Although the present study is the largest study of perioperative BNP levels in neonates and infants undergoing surgery for congenital cardiac defects reported to date, its primary limitation related to the limited number of patients with outcomes of interest. For example, the TGA group had no poor outcomes, and the other 3 groups had 2 to 4 patients with poor outcomes. In addition, several important congenital heart defects were not included in our study. Thus, larger studies are needed to precisely define the role of BNP in the management of congenital heart disease in neonates and infants.
These data suggest that additional age- and lesion-specific characterizations of perioperative BNP levels in neonatal and pediatric patients with congenital heart disease could lead to the establishment of BNP as an important biomarker to predict both short- and long-term clinical outcomes.
Acknowledgments
The authors would like to thank the Pediatric Critical Care Fellows, the Cardiac Intensive Care Nurses, the Pediatric Clinical Research Center, Swati Antala, and Yarden Fraiman for their invaluable assistance with our study.
This research was supported in part by University of California, San Francisco-Clinical & Translational Science Institute grant UL1 RR024131 from the National Institutes of Health and National Center for Research Resources, grants KO8 HD047349 (to P.O.), K23 HL079922 (to R.L.K.), and HL61284 (to J.R.F.) from the National Institutes of Health, and a grant from the Foundation Leducq (to J.R.F.) and the Pulmonary Hypertension Association (to R.L.K.).

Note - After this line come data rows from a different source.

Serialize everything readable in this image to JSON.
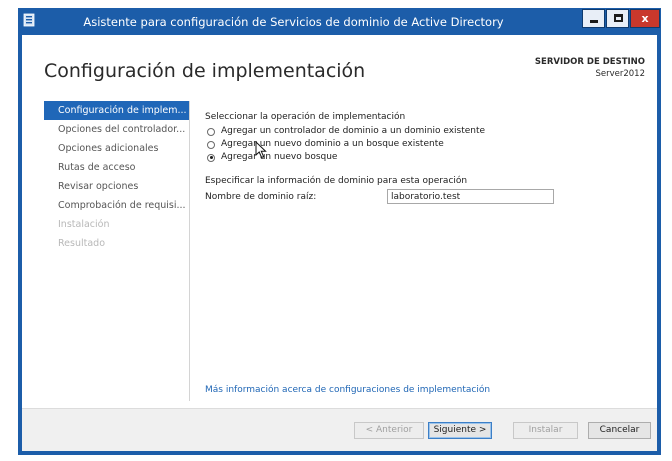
{
  "window": {
    "title": "Asistente para configuración de Servicios de dominio de Active Directory",
    "close_glyph": "x"
  },
  "header": {
    "page_title": "Configuración de implementación",
    "destination_label": "SERVIDOR DE DESTINO",
    "destination_value": "Server2012"
  },
  "sidebar": {
    "items": [
      {
        "label": "Configuración de implem...",
        "state": "selected"
      },
      {
        "label": "Opciones del controlador...",
        "state": "enabled"
      },
      {
        "label": "Opciones adicionales",
        "state": "enabled"
      },
      {
        "label": "Rutas de acceso",
        "state": "enabled"
      },
      {
        "label": "Revisar opciones",
        "state": "enabled"
      },
      {
        "label": "Comprobación de requisi...",
        "state": "enabled"
      },
      {
        "label": "Instalación",
        "state": "disabled"
      },
      {
        "label": "Resultado",
        "state": "disabled"
      }
    ]
  },
  "main": {
    "operation_label": "Seleccionar la operación de implementación",
    "options": [
      {
        "label": "Agregar un controlador de dominio a un dominio existente",
        "checked": false
      },
      {
        "label": "Agregar un nuevo dominio a un bosque existente",
        "checked": false
      },
      {
        "label": "Agregar un nuevo bosque",
        "checked": true
      }
    ],
    "domain_info_label": "Especificar la información de dominio para esta operación",
    "root_domain_label": "Nombre de dominio raíz:",
    "root_domain_value": "laboratorio.test",
    "more_info_link": "Más información acerca de configuraciones de implementación"
  },
  "footer": {
    "back_label": "< Anterior",
    "next_label": "Siguiente >",
    "install_label": "Instalar",
    "cancel_label": "Cancelar"
  },
  "colors": {
    "accent": "#2067b8",
    "titlebar": "#1c5da9",
    "link": "#1f66b5",
    "close": "#c9382c"
  },
  "icons": [
    "server-manager-icon",
    "minimize-icon",
    "maximize-icon",
    "close-icon",
    "mouse-pointer-icon"
  ]
}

J.-H. Hsau was supported in part by the Department of Pediatrics, Kaohsiung Medical University Hospital, Kaohsiung, Taiwan.
Abbreviations and Acronyms
- AVdO2
arterial-venous oxygen saturation difference
- BNP
B-type natriuretic peptide
- CPB
cardiopulmonary bypass
- LCOS
low cardiac output syndrome
- LRS
left to right shunt
- TGA
d-transposition of the great arteries
- TOF
tetralogy of Fallot
- UVH
univentricular heart
Footnotes
Disclosures: Authors have nothing to disclose with regard to commercial support.